Behoudens het tweede lid, onderdeel e, en de artikelen 29a, 29b en 29d wordt geen ziekengeld uitgekeerd, indien de verzekerde uit hoofde van de dienstbetrekking op grond waarvan hij de arbeid behoort te verrichten: recht heeft op loon als bedoeld in artikel 629 van Boek 7 van het Burgerlijk Wetboek, dan wel indien het recht op loon door toepassing van het derde, vijfde, zesde of negende lid van dat artikel geheel of gedeeltelijk ontbreekt (artikel 29, eerste lid, onder a van de ZW).
Nadat het recht op uitkering op grond van artikel 3:7, eerste lid, 3:8, derde lid, of 3:10, eerste lid, van de Wet arbeid en zorg is geëindigd, heeft de vrouwelijke verzekerde, indien zij aansluitend ongeschikt is tot het verrichten van haar arbeid en die ongeschiktheid haar oorzaak vindt in de bevalling of de daaraan voorafgaande zwangerschap, recht op ziekengeld ter hoogte van haar dagloon, zolang die ongeschiktheid duurt, doch ten hoogste gedurende 104 aaneengesloten weken.
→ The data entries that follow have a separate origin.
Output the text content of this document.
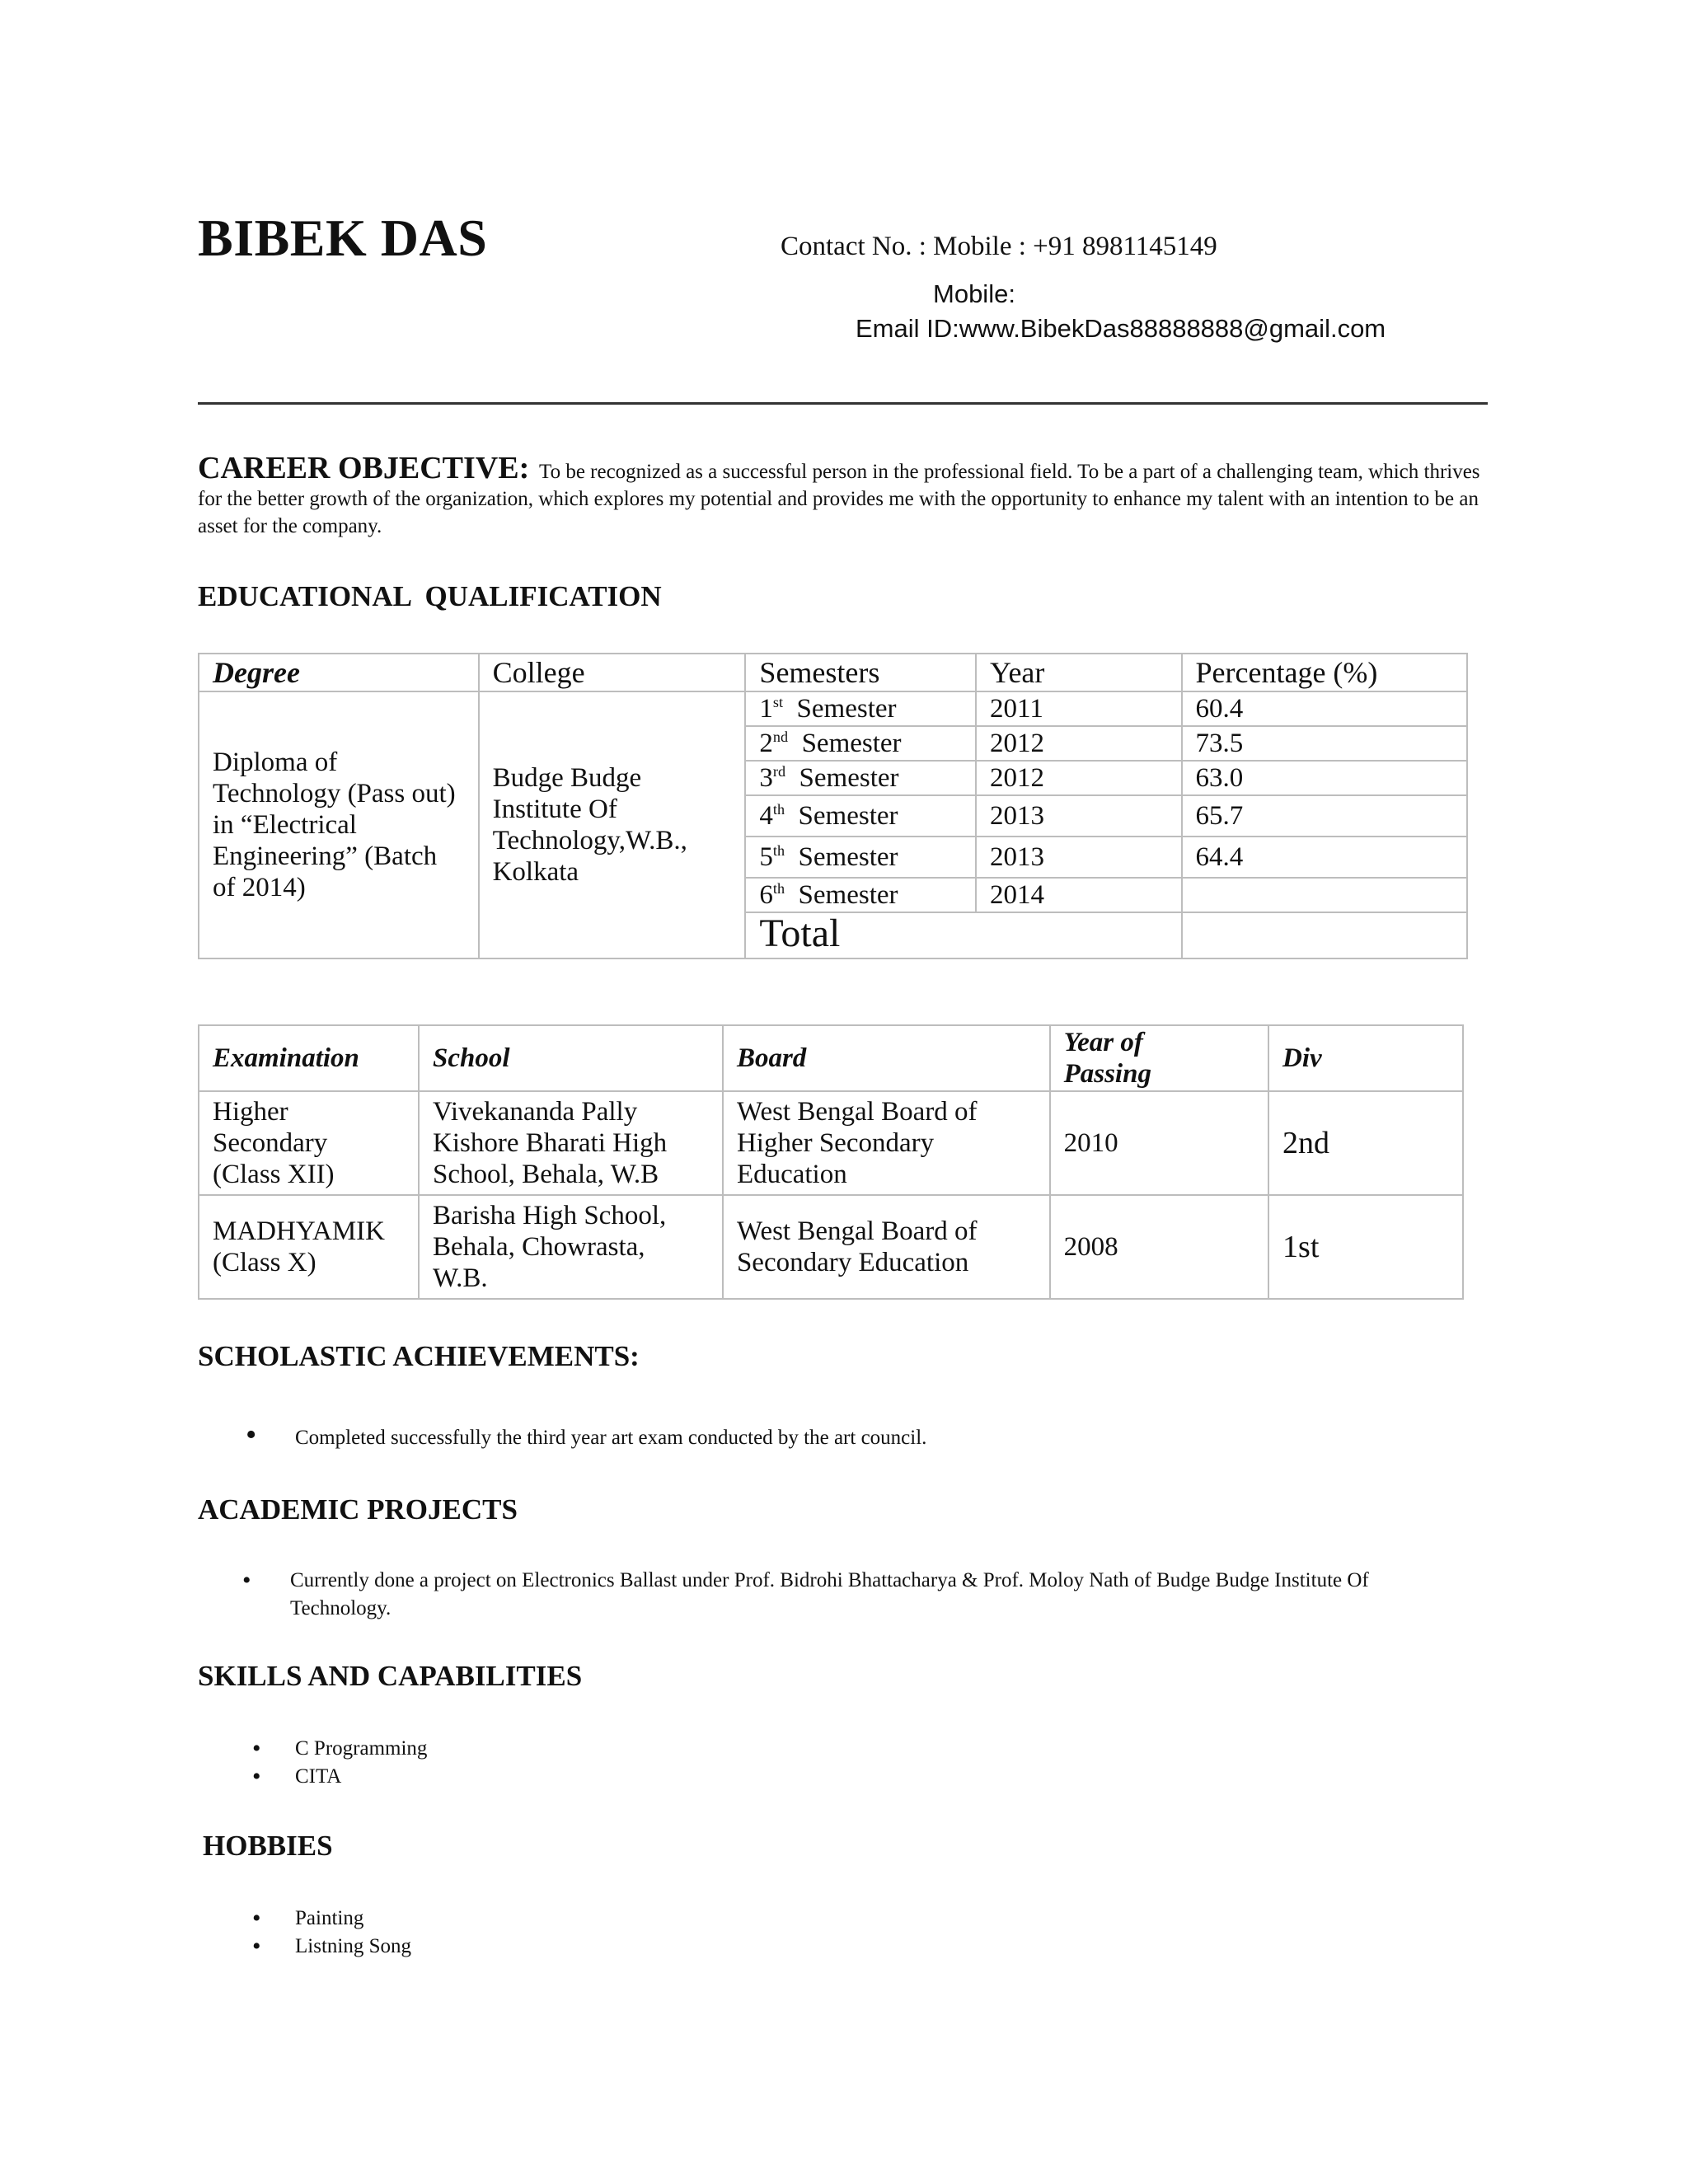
BIBEK DAS	Contact No. : Mobile : +91 8981145149
Mobile:
Email ID:www.BibekDas88888888@gmail.com
CAREER OBJECTIVE: To be recognized as a successful person in the professional field. To be a part of a challenging team, which thrives for the better growth of the organization, which explores my potential and provides me with the opportunity to enhance my talent with an intention to be an asset for the company.
EDUCATIONAL  QUALIFICATION
Degree	College	Semesters	Year	Percentage (%)
Diploma of Technology (Pass out) in “Electrical Engineering” (Batch of 2014)	Budge Budge Institute Of Technology,W.B., Kolkata	1st Semester	2011	60.4
		2nd Semester	2012	73.5
		3rd Semester	2012	63.0
		4th Semester	2013	65.7
		5th Semester	2013	64.4
		6th Semester	2014	
		Total		
Examination	School	Board	Year of Passing	Div
Higher Secondary (Class XII)	Vivekananda Pally Kishore Bharati High School, Behala, W.B	West Bengal Board of Higher Secondary Education	2010	2nd
MADHYAMIK (Class X)	Barisha High School, Behala, Chowrasta, W.B.	West Bengal Board of Secondary Education	2008	1st
SCHOLASTIC ACHIEVEMENTS:
• Completed successfully the third year art exam conducted by the art council.
ACADEMIC PROJECTS
• Currently done a project on Electronics Ballast under Prof. Bidrohi Bhattacharya & Prof. Moloy Nath of Budge Budge Institute Of Technology.
SKILLS AND CAPABILITIES
• C Programming
• CITA
HOBBIES
• Painting
• Listning Song
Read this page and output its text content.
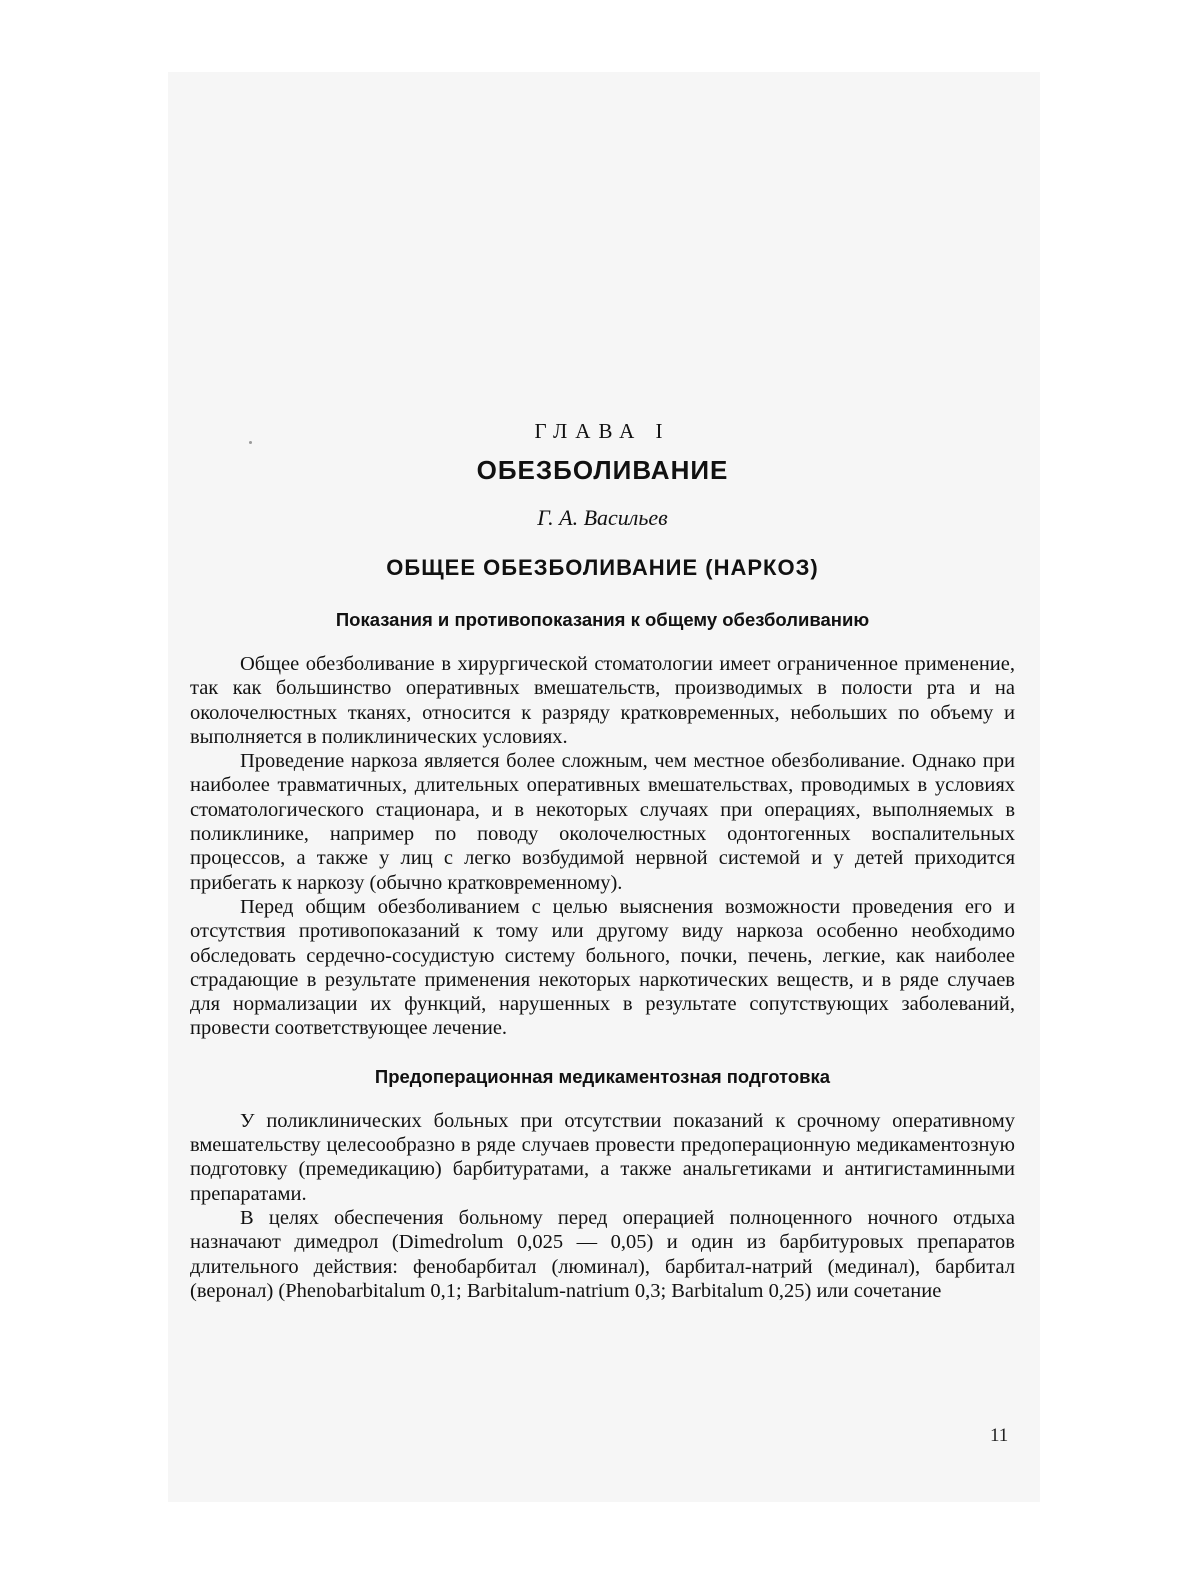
ГЛАВА I
ОБЕЗБОЛИВАНИЕ
Г. А. Васильев
ОБЩЕЕ ОБЕЗБОЛИВАНИЕ (НАРКОЗ)
Показания и противопоказания к общему обезболиванию

Общее обезболивание в хирургической стоматологии имеет ограниченное применение, так как большинство оперативных вмешательств, производимых в полости рта и на околочелюстных тканях, относится к разряду кратковременных, небольших по объему и выполняется в поликлинических условиях.

Проведение наркоза является более сложным, чем местное обезболивание. Однако при наиболее травматичных, длительных оперативных вмешательствах, проводимых в условиях стоматологического стационара, и в некоторых случаях при операциях, выполняемых в поликлинике, например по поводу околочелюстных одонтогенных воспалительных процессов, а также у лиц с легко возбудимой нервной системой и у детей приходится прибегать к наркозу (обычно кратковременному).

Перед общим обезболиванием с целью выяснения возможности проведения его и отсутствия противопоказаний к тому или другому виду наркоза особенно необходимо обследовать сердечно-сосудистую систему больного, почки, печень, легкие, как наиболее страдающие в результате применения некоторых наркотических веществ, и в ряде случаев для нормализации их функций, нарушенных в результате сопутствующих заболеваний, провести соответствующее лечение.

Предоперационная медикаментозная подготовка

У поликлинических больных при отсутствии показаний к срочному оперативному вмешательству целесообразно в ряде случаев провести предоперационную медикаментозную подготовку (премедикацию) барбитуратами, а также анальгетиками и антигистаминными препаратами.

В целях обеспечения больному перед операцией полноценного ночного отдыха назначают димедрол (Dimedrolum 0,025 — 0,05) и один из барбитуровых препаратов длительного действия: фенобарбитал (люминал), барбитал-натрий (мединал), барбитал (веронал) (Phenobarbitalum 0,1; Barbitalum-natrium 0,3; Barbitalum 0,25) или сочетание

11
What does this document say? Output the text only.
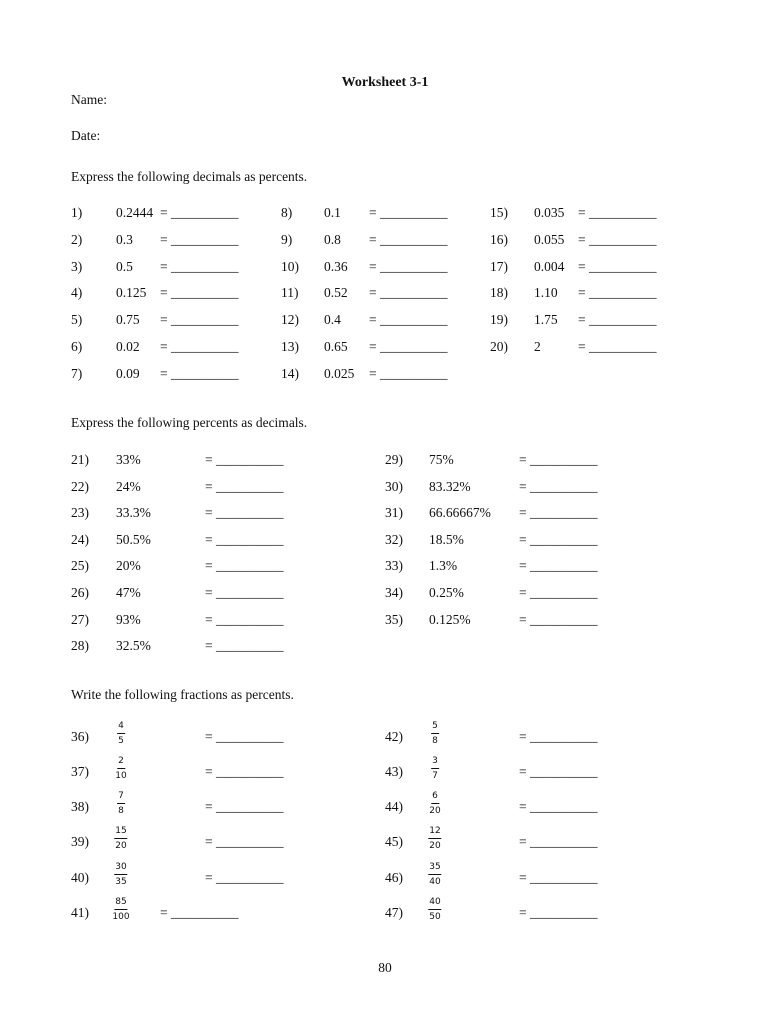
Worksheet 3-1
Name:
Date:
Express the following decimals as percents.
1)	0.2444 = __________
2)	0.3 = __________
3)	0.5 = __________
4)	0.125 = __________
5)	0.75 = __________
6)	0.02 = __________
7)	0.09 = __________
8) 0.1 = __________
9) 0.8 = __________
10) 0.36 = __________
11) 0.52 = __________
12) 0.4 = __________
13) 0.65 = __________
14) 0.025 = __________
15) 0.035 = __________
16) 0.055 = __________
17) 0.004 = __________
18) 1.10 = __________
19) 1.75 = __________
20) 2	= __________
Express the following percents as decimals.
21) 33%	= __________
22) 24%	= __________
23) 33.3%	= __________
24) 50.5%	= __________
25) 20%	= __________
26) 47%	= __________
27) 93%	= __________
28) 32.5%	= __________
29) 75%	= __________
30) 83.32%	= __________
31) 66.66667% = __________
32) 18.5%	= __________
33) 1.3%	= __________
34) 0.25%	= __________
35) 0.125%	= __________
Write the following fractions as percents.
36)	$\frac{4}{5}$	= __________
37)	$\frac{2}{10}$	= __________
38)	$\frac{7}{8}$	= __________
39)	$\frac{15}{20}$	= __________
40)	$\frac{30}{35}$	= __________
41)	$\frac{85}{100}$ = __________
42)	$\frac{5}{8}$	= __________
43)	$\frac{3}{7}$	= __________
44)	$\frac{6}{20}$	= __________
45)	$\frac{12}{20}$	= __________
46)	$\frac{35}{40}$	= __________
47)	$\frac{40}{50}$	= __________
80
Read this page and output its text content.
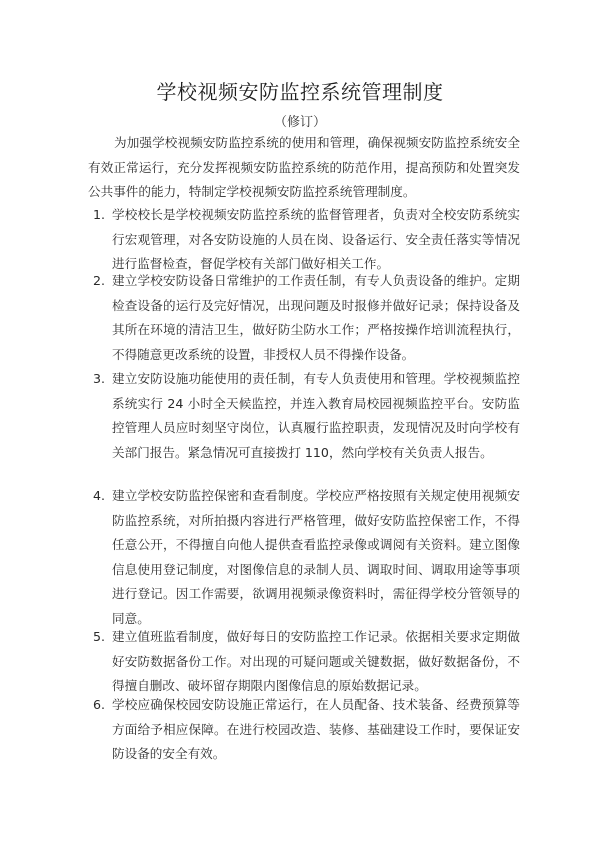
学校视频安防监控系统管理制度
（修订）

为加强学校视频安防监控系统的使用和管理，确保视频安防监控系统安全有效正常运行，充分发挥视频安防监控系统的防范作用，提高预防和处置突发公共事件的能力，特制定学校视频安防监控系统管理制度。

1. 学校校长是学校视频安防监控系统的监督管理者，负责对全校安防系统实行宏观管理，对各安防设施的人员在岗、设备运行、安全责任落实等情况进行监督检查，督促学校有关部门做好相关工作。
2. 建立学校安防设备日常维护的工作责任制，有专人负责设备的维护。定期检查设备的运行及完好情况，出现问题及时报修并做好记录；保持设备及其所在环境的清洁卫生，做好防尘防水工作；严格按操作培训流程执行，不得随意更改系统的设置，非授权人员不得操作设备。
3. 建立安防设施功能使用的责任制，有专人负责使用和管理。学校视频监控系统实行 24 小时全天候监控，并连入教育局校园视频监控平台。安防监控管理人员应时刻坚守岗位，认真履行监控职责，发现情况及时向学校有关部门报告。紧急情况可直接拨打 110，然向学校有关负责人报告。
4. 建立学校安防监控保密和查看制度。学校应严格按照有关规定使用视频安防监控系统，对所拍摄内容进行严格管理，做好安防监控保密工作，不得任意公开，不得擅自向他人提供查看监控录像或调阅有关资料。建立图像信息使用登记制度，对图像信息的录制人员、调取时间、调取用途等事项进行登记。因工作需要，欲调用视频录像资料时，需征得学校分管领导的同意。
5. 建立值班监看制度，做好每日的安防监控工作记录。依据相关要求定期做好安防数据备份工作。对出现的可疑问题或关键数据，做好数据备份，不得擅自删改、破坏留存期限内图像信息的原始数据记录。
6. 学校应确保校园安防设施正常运行，在人员配备、技术装备、经费预算等方面给予相应保障。在进行校园改造、装修、基础建设工作时，要保证安防设备的安全有效。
Dit ziekengeld wordt uitgekeerd vanaf de eerste dag nadat het recht op uitkering, bedoeld in de eerste zin, is geëindigd (artikel 29a, vierde lid, van de ZW).

Voetnoten

1.Artikel 29a, vierde lid, van de ZW.
2.Uitspraak van de Centrale Raad van Beroep van 22 maart 2022, ECLI:NL:CRVB:2022:701.